Qui a pu oublier l’ouragan Katrina ? Depuis, et contre toute attente, le digital a su profiter de la catastrophe et faire de la Nouvelle Orléans le berceau du EdTech (Education Technologies). Hier détruite, la Nouvelle Orléans éduque désormais beaucoup mieux ses enfants grâce aux nouvelles technologies. Visite guidée au cœur d’un état en pleine reconstruction.

En 2005 lorsque Hurricane Katrina dévaste la Nouvelle Orléans et les alentours avec un vent soufflant à 125 miles par heure, 80% de la ville est submergée et près de 2000 personnes perdent la vie. Palantir, l’une des pépites de l’industrie de la data qui se targue de prévoir les catastrophes naturelles grâce à l’exploitation des données n’existe pas encore et le digital ne peut donc rien empêcher.

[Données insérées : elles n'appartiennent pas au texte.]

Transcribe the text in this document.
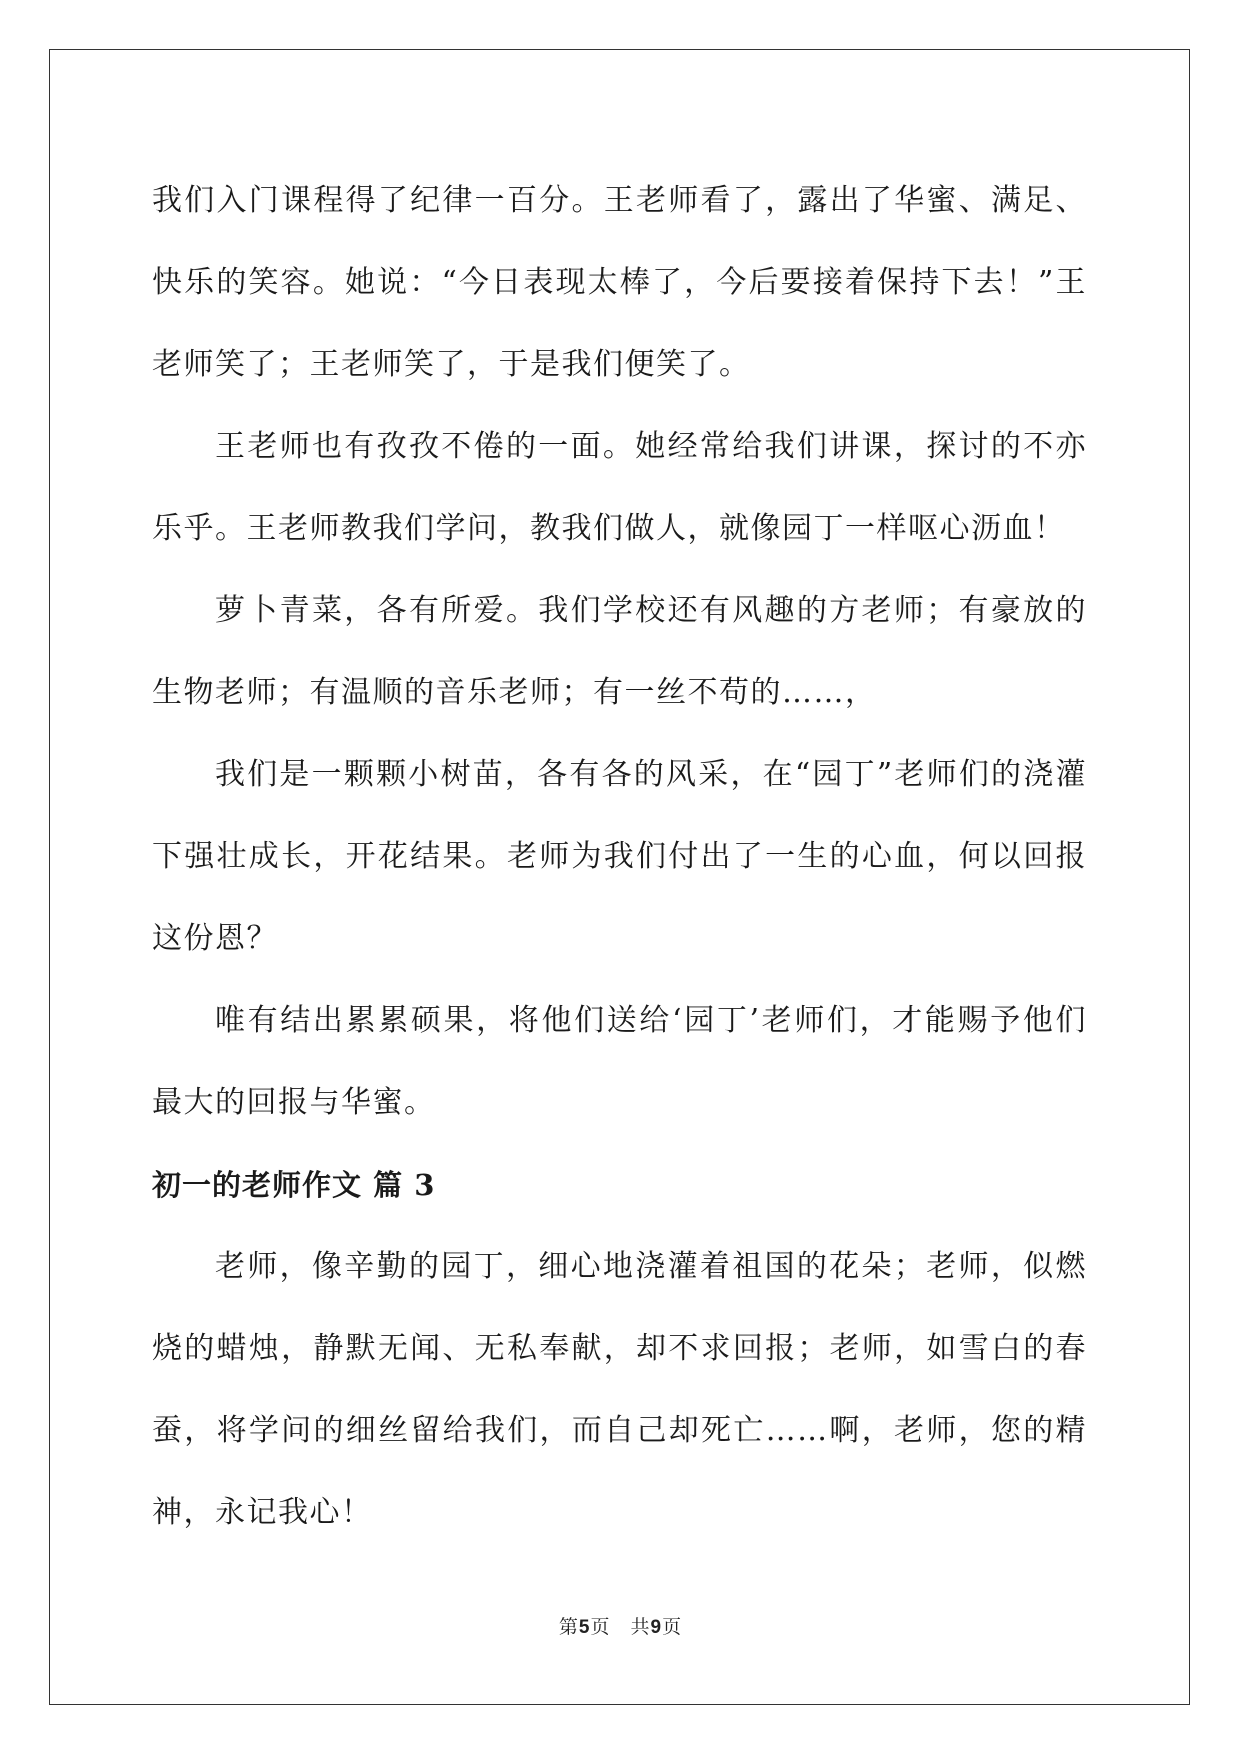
我们入门课程得了纪律一百分。王老师看了，露出了华蜜、满足、快乐的笑容。她说：“今日表现太棒了，今后要接着保持下去！”王老师笑了；王老师笑了，于是我们便笑了。

王老师也有孜孜不倦的一面。她经常给我们讲课，探讨的不亦乐乎。王老师教我们学问，教我们做人，就像园丁一样呕心沥血！

萝卜青菜，各有所爱。我们学校还有风趣的方老师；有豪放的生物老师；有温顺的音乐老师；有一丝不苟的……，

我们是一颗颗小树苗，各有各的风采，在“园丁”老师们的浇灌下强壮成长，开花结果。老师为我们付出了一生的心血，何以回报这份恩？

唯有结出累累硕果，将他们送给‘园丁’老师们，才能赐予他们最大的回报与华蜜。

初一的老师作文 篇 3

老师，像辛勤的园丁，细心地浇灌着祖国的花朵；老师，似燃烧的蜡烛，静默无闻、无私奉献，却不求回报；老师，如雪白的春蚕，将学问的细丝留给我们，而自己却死亡……啊，老师，您的精神，永记我心！

第5页 共9页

La ville détruite est à reconstruire totalement, à commencer par ses écoles.

Un drame transformé en opportunité

Mais même avant le drame, le système scolaire local était sinistré et les écoles qualifiées de charter schools (voies de garage).

Cependant cette catastrophe obligea l’Etat à reconstruire son système éducatif mais surtout à le repenser. La combinaison de l’obligation de remettre sur pied l’enseignement et de rétablir l’indépendance relative d’écoles de troisièmes rangs, devint le terreau idéal d’expérimentations reposant sur les nouvelles technologies.

De Katrina à Kickboard, il n’y a qu’un pas

Jen Medbery fonda Kickboard, une entreprise qui permet aux écoles de mieux comprendre les données qu’elles collectent. La plateforme permet aux professeurs de suivre les avancées d’un élève non seulement au sein de son cours mais aussi par rapport aux autres cours, donnés par ses collègues. Si un collégien ou un lycéen obtient des faibles résultats dans un cours de biologie et aussi dans un cours de physique, la plateforme invite les deux enseignants à se rapprocher l’un de l’autre pour en discuter. Si un professeur constate qu’un élève est en échec dans son cours et seulement dans le sien, il peut en tirer des conclusions.

Le système va plus loin en permettant aux directeurs des établissements scolaires de gagner en visibilité sur les performances de leurs professeurs eux-mêmes . Lorsque plusieurs enseignants sont confrontés aux même problématiques ou difficultés, des initiatives plus globales peuvent être prises par la direction de l’établissement.

Bien sûr les parents sont impliqués et utilisent eux aussi le site pour mieux comprendre si une contre-performance de leur enfant est un accident ou le signe de difficultés plus profondes.

Une nouvelle capitale pour le EdTech

Jen Medberry, sans le savoir donna le coup d’envoi de d’autres initiatives plus globale et du même acabit comme le Tim Williamson Idea Village qui vise à soutenir des entrepreneurs comme Jen, faisons de la Nouvelle Orléans la capitale du EdTech (Education Technologies) avec à présent une start up pour 200 habitants, soit un taux supérieur de 56% à la moyenne nationale américaine.